I will not leave you comfortless: I will come to you. (John 14:18)

Jesus answered and said unto him, If a man love me, he will keep my words: and my Father will love him, and we will come unto him, and make our abode with him. (John 14:23)

"I will come again." "I will come to you." "We will come unto him."

Is this the coming of the Lord to the world?

The passages that declare the coming of the Lord from Heaven, such as Matthew, Chapter 24, I Corinthians, Chapter 15, and the books of I and II Thessalonians, reveal that the Lord Jesus will appear in worldwide glory and destroy Antichrist by the brightness of His glorious appearing.

The fourteenth chapter of the Gospel of John speaks of another coming, the coming of the Lord to the individual believer who keeps the words of Christ. This personal appearing is taught in the Scriptures in addition to the worldwide coming in which every eye shall see Him.

We have not found in the Scriptures the disappearing of the saints in a so-called "rapture" of the Body of Christ prior to the revealing of the man of sin.
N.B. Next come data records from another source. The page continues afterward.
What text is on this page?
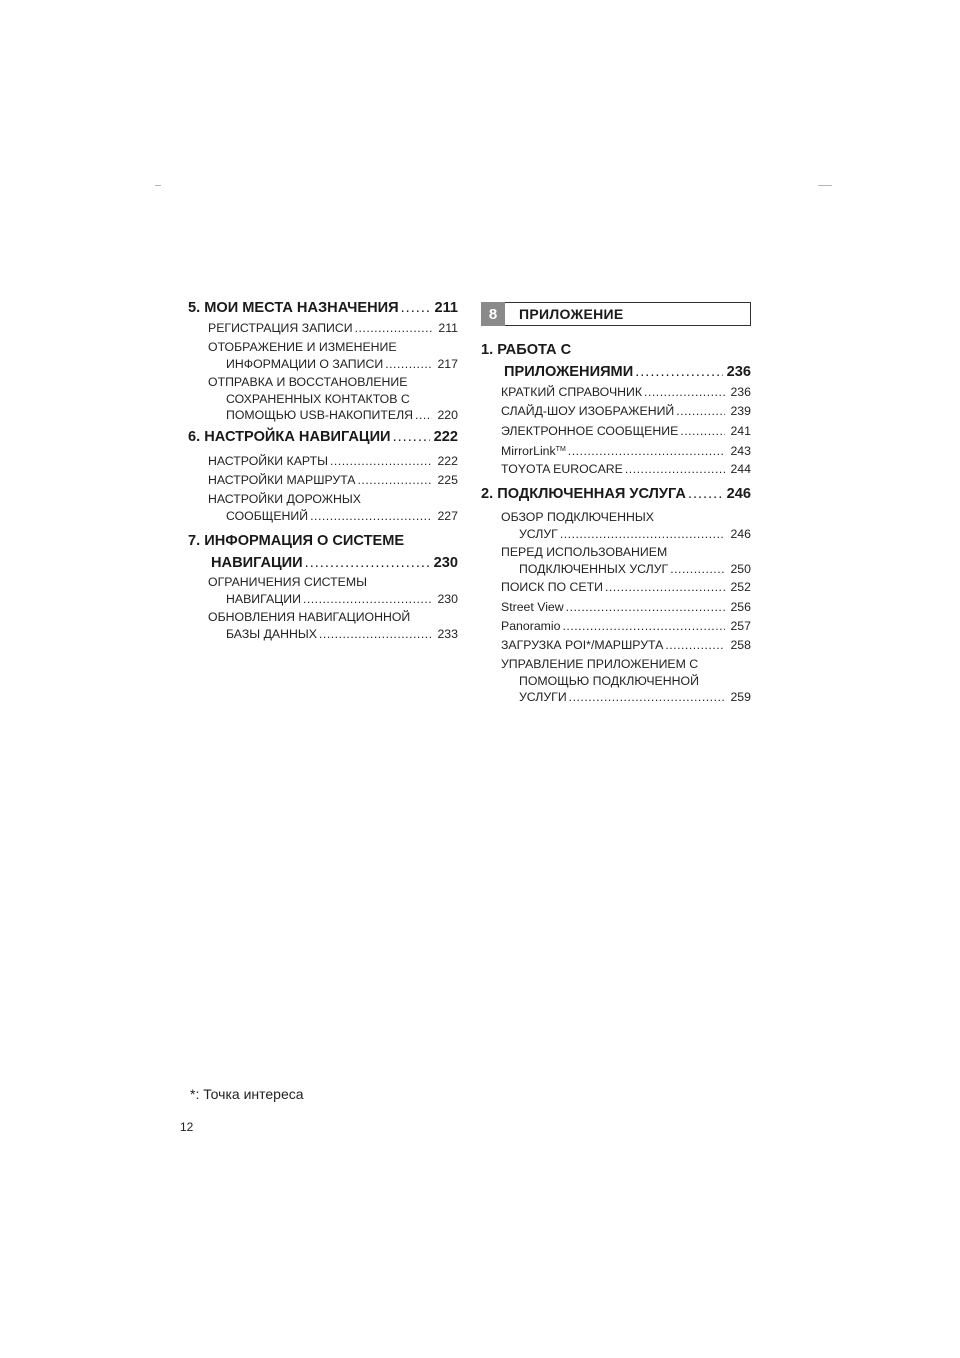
5. МОИ МЕСТА НАЗНАЧЕНИЯ ..... 211
РЕГИСТРАЦИЯ ЗАПИСИ .....	211
ОТОБРАЖЕНИЕ И ИЗМЕНЕНИЕ
ИНФОРМАЦИИ О ЗАПИСИ .....	217
ОТПРАВКА И ВОССТАНОВЛЕНИЕ
СОХРАНЕННЫХ КОНТАКТОВ С
ПОМОЩЬЮ USB-НАКОПИТЕЛЯ ..... 220
6. НАСТРОЙКА НАВИГАЦИИ .....	222
НАСТРОЙКИ КАРТЫ .....	222
НАСТРОЙКИ МАРШРУТА .....	225
НАСТРОЙКИ ДОРОЖНЫХ
СООБЩЕНИЙ .....	227
7. ИНФОРМАЦИЯ О СИСТЕМЕ
НАВИГАЦИИ .....	230
ОГРАНИЧЕНИЯ СИСТЕМЫ
НАВИГАЦИИ .....	230
ОБНОВЛЕНИЯ НАВИГАЦИОННОЙ
БАЗЫ ДАННЫХ .....	233
8	ПРИЛОЖЕНИЕ
1. РАБОТА С
ПРИЛОЖЕНИЯМИ .....	236
КРАТКИЙ СПРАВОЧНИК .....	236
СЛАЙД-ШОУ ИЗОБРАЖЕНИЙ .....	239
ЭЛЕКТРОННОЕ СООБЩЕНИЕ .....	241
MirrorLink™ .....	243
TOYOTA EUROCARE .....	244
2. ПОДКЛЮЧЕННАЯ УСЛУГА .....	246
ОБЗОР ПОДКЛЮЧЕННЫХ
УСЛУГ .....	246
ПЕРЕД ИСПОЛЬЗОВАНИЕМ
ПОДКЛЮЧЕННЫХ УСЛУГ .....	250
ПОИСК ПО СЕТИ .....	252
Street View .....	256
Panoramio .....	257
ЗАГРУЗКА POI*/МАРШРУТА .....	258
УПРАВЛЕНИЕ ПРИЛОЖЕНИЕМ С
ПОМОЩЬЮ ПОДКЛЮЧЕННОЙ
УСЛУГИ .....	259
*: Точка интереса
12
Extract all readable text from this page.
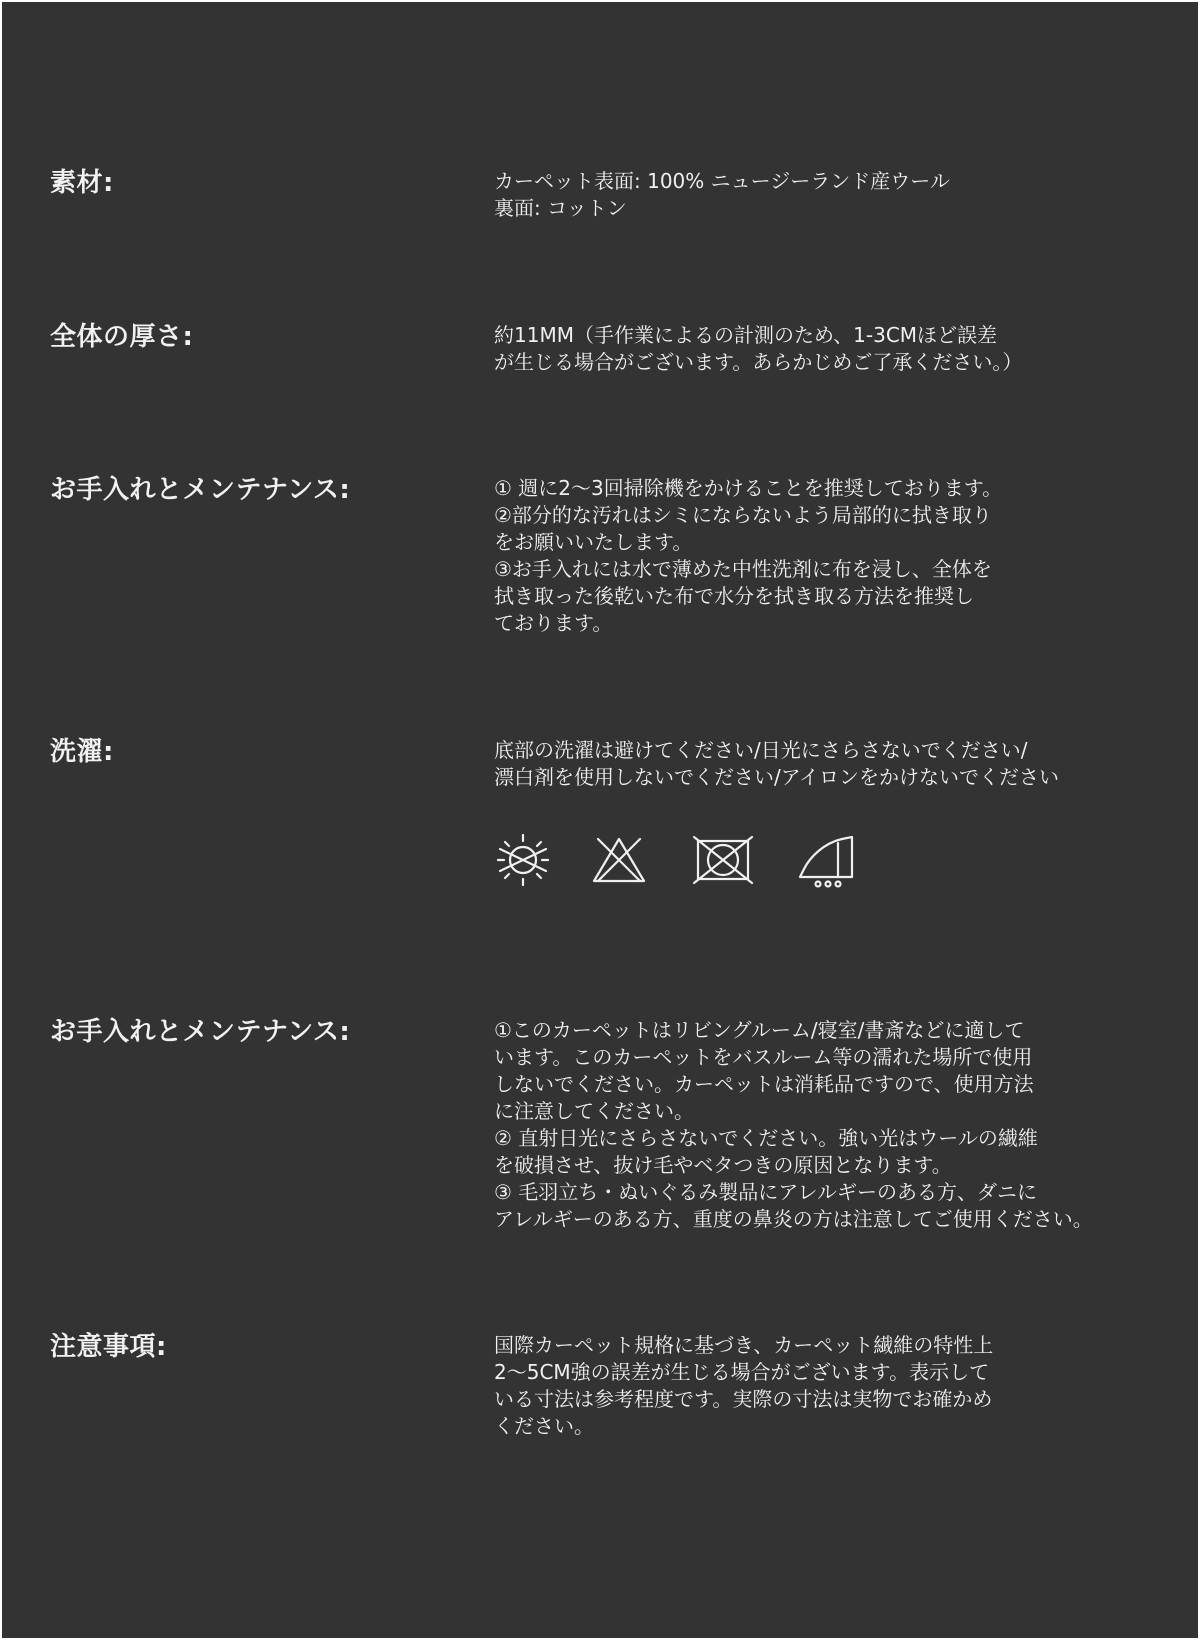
素材:	カーペット表面: 100% ニュージーランド産ウール
裏面: コットン
全体の厚さ:	約11MM（手作業によるの計測のため、1-3CMほど誤差
が生じる場合がございます。あらかじめご了承ください。）
お手入れとメンテナンス:	① 週に2〜3回掃除機をかけることを推奨しております。
②部分的な汚れはシミにならないよう局部的に拭き取り
をお願いいたします。
③お手入れには水で薄めた中性洗剤に布を浸し、全体を
拭き取った後乾いた布で水分を拭き取る方法を推奨し
ております。
洗濯:	底部の洗濯は避けてください/日光にさらさないでください/
漂白剤を使用しないでください/アイロンをかけないでください
お手入れとメンテナンス:	①このカーペットはリビングルーム/寝室/書斎などに適して
います。このカーペットをバスルーム等の濡れた場所で使用
しないでください。カーペットは消耗品ですので、使用方法
に注意してください。
② 直射日光にさらさないでください。強い光はウールの繊維
を破損させ、抜け毛やベタつきの原因となります。
③ 毛羽立ち・ぬいぐるみ製品にアレルギーのある方、ダニに
アレルギーのある方、重度の鼻炎の方は注意してご使用ください。
注意事項:	国際カーペット規格に基づき、カーペット繊維の特性上
2〜5CM強の誤差が生じる場合がございます。表示して
いる寸法は参考程度です。実際の寸法は実物でお確かめ
ください。
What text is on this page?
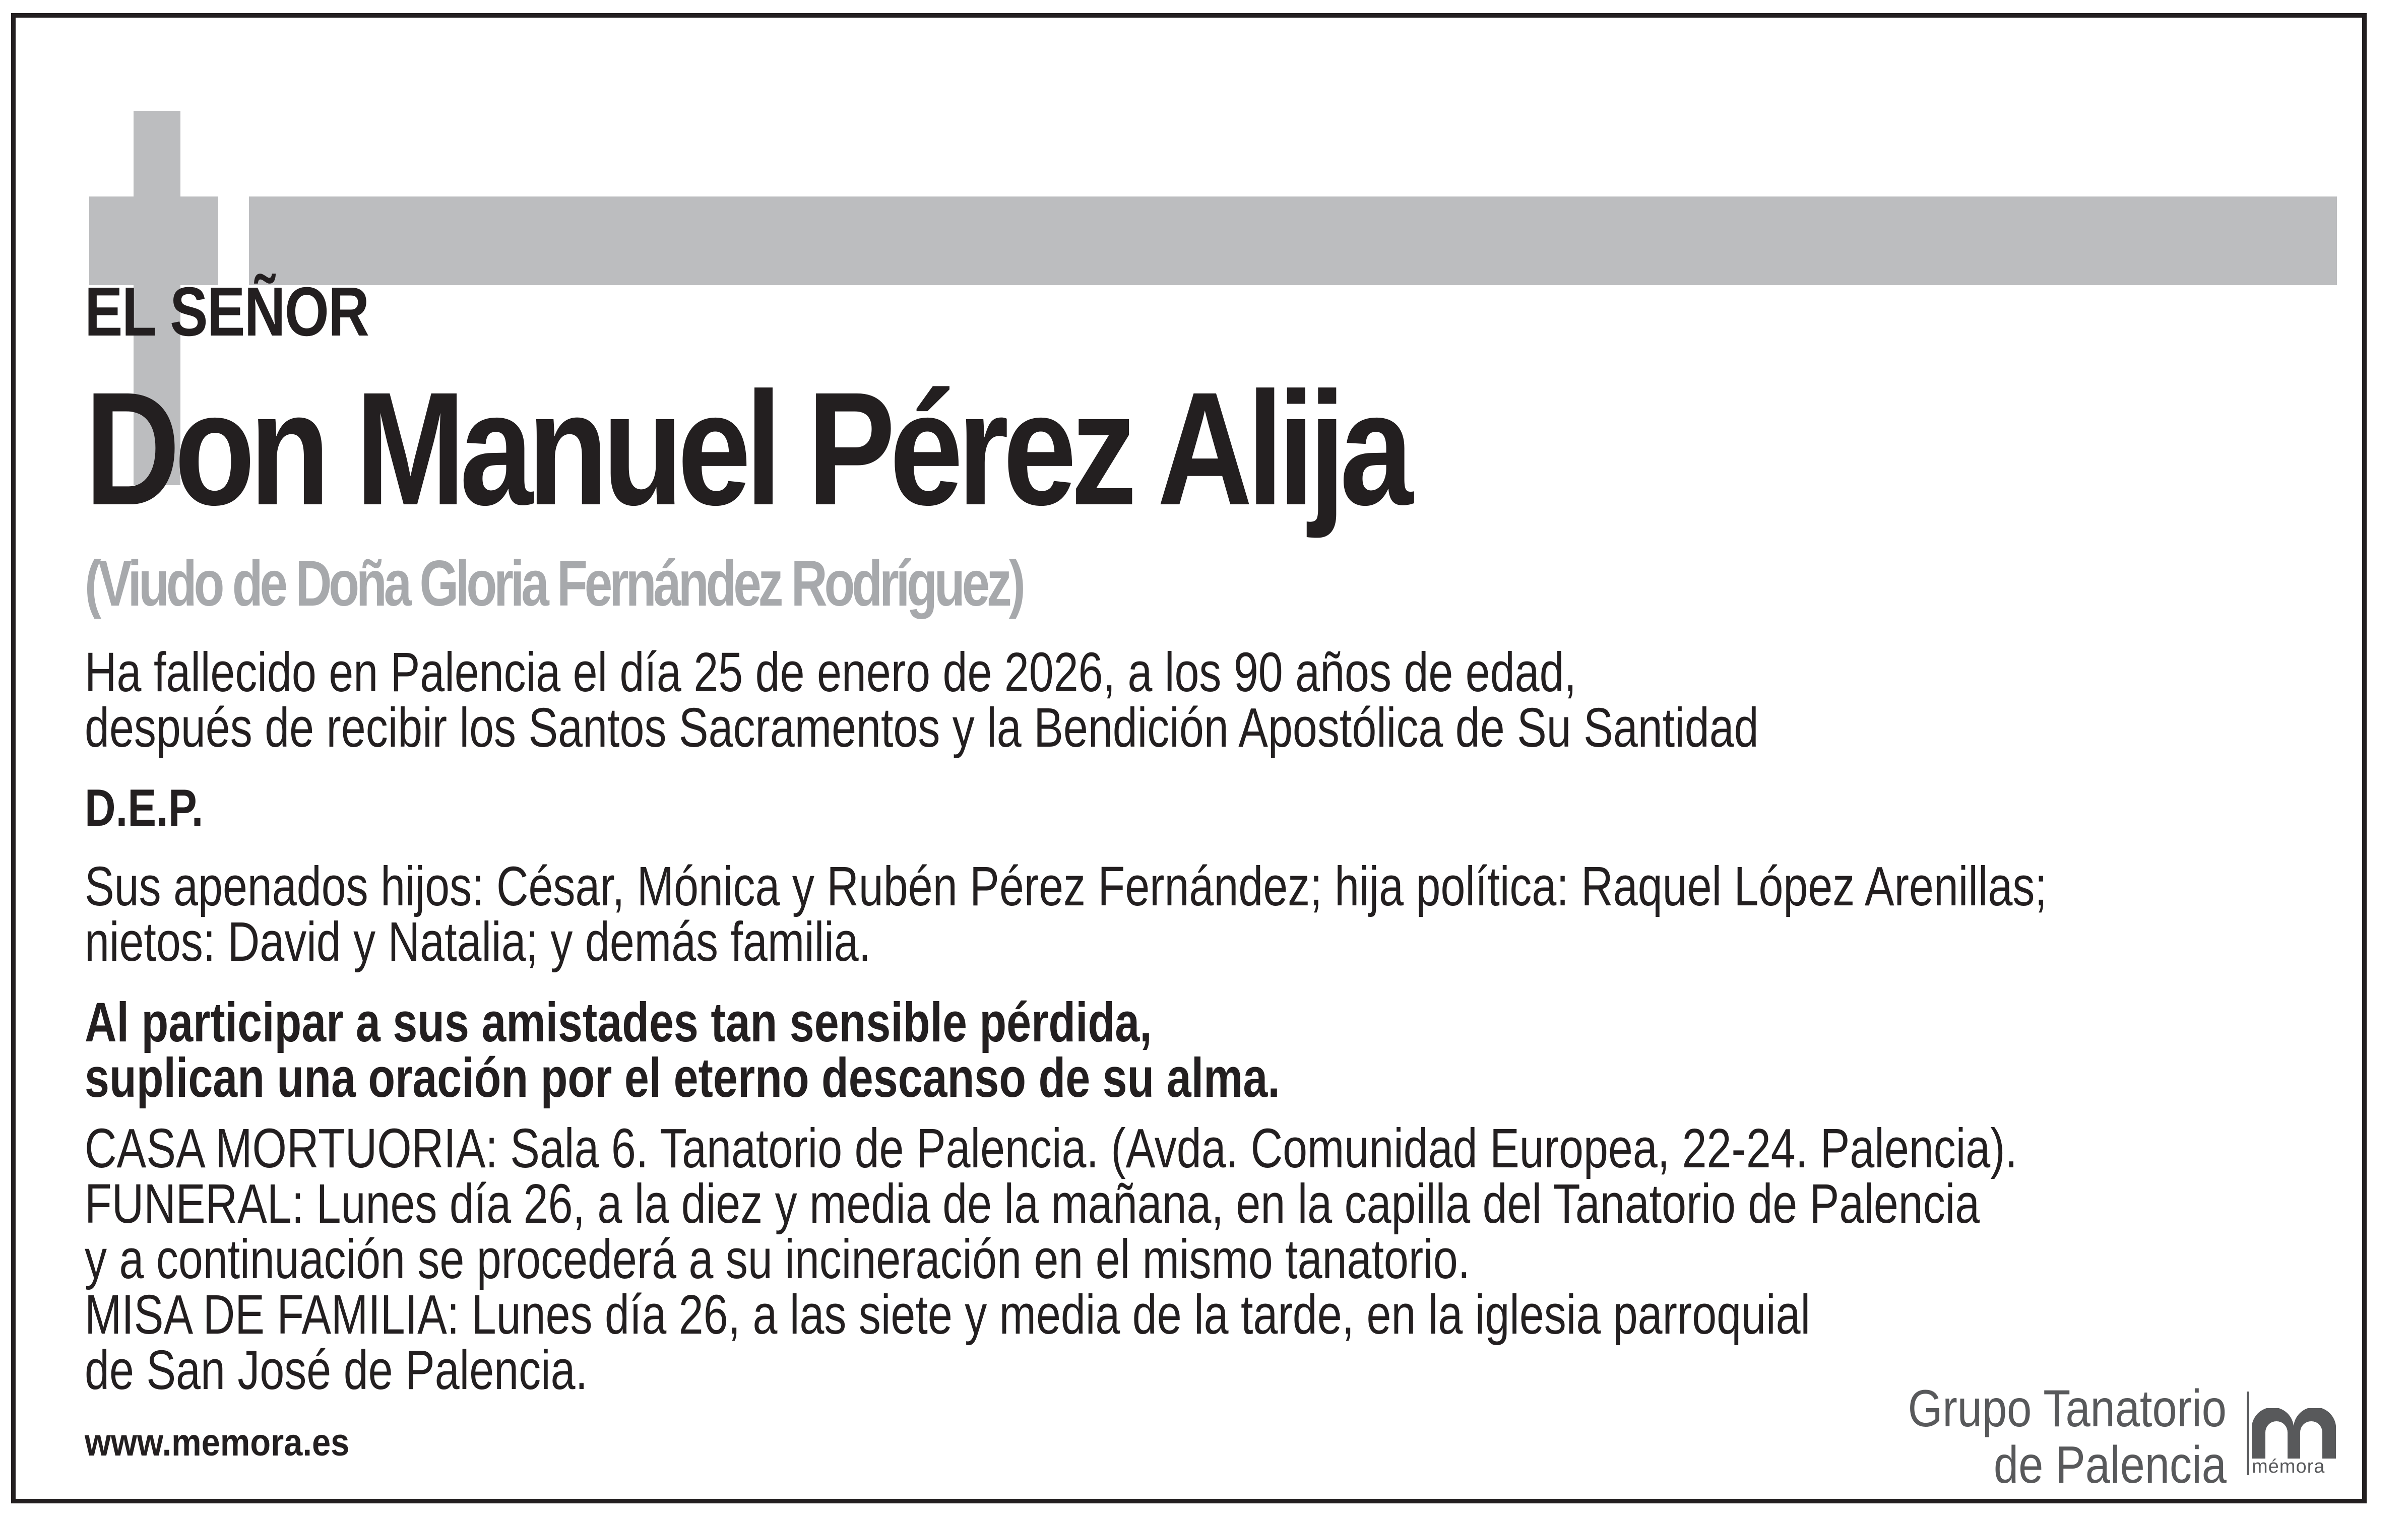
EL SEÑOR
Don Manuel Pérez Alija
(Viudo de Doña Gloria Fernández Rodríguez)
Ha fallecido en Palencia el día 25 de enero de 2026, a los 90 años de edad,
después de recibir los Santos Sacramentos y la Bendición Apostólica de Su Santidad
D.E.P.
Sus apenados hijos: César, Mónica y Rubén Pérez Fernández; hija política: Raquel López Arenillas;
nietos: David y Natalia; y demás familia.
Al participar a sus amistades tan sensible pérdida,
suplican una oración por el eterno descanso de su alma.
CASA MORTUORIA: Sala 6. Tanatorio de Palencia. (Avda. Comunidad Europea, 22-24. Palencia).
FUNERAL: Lunes día 26, a la diez y media de la mañana, en la capilla del Tanatorio de Palencia
y a continuación se procederá a su incineración en el mismo tanatorio.
MISA DE FAMILIA: Lunes día 26, a las siete y media de la tarde, en la iglesia parroquial
de San José de Palencia.
www.memora.es
Grupo Tanatorio
de Palencia mémora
Such a premature disappearing and ascension would prevent that which Christ is creating in His Church.

The coming of which John speaks is the coming of the Father and the Son to make Their abode with the believer in fulfillment of the Old Testament feast of Tabernacles (Deuteronomy 16:16).

Christ returned to Heaven in order to prepare a place for us in the Father’s house, that is, in Himself. The Church, the Body of Christ, is destined to be an eternally inseparable part of Him.

Now Christ has come again to us, through the Holy Spirit, in order to conduct personally our preparation as an eternal part of Himself.

Christ is here now in order to receive us to Himself. He stands at the door of our personality and knocks. If we hear His voice and open the door of our heart to Him, He comes into our personality and dines with us on the Life of God, and we dine with Him.

The Scriptures teach the personal coming of the Lord to each faithful disciple in a manner not observable by the world—or even by the lukewarm churches.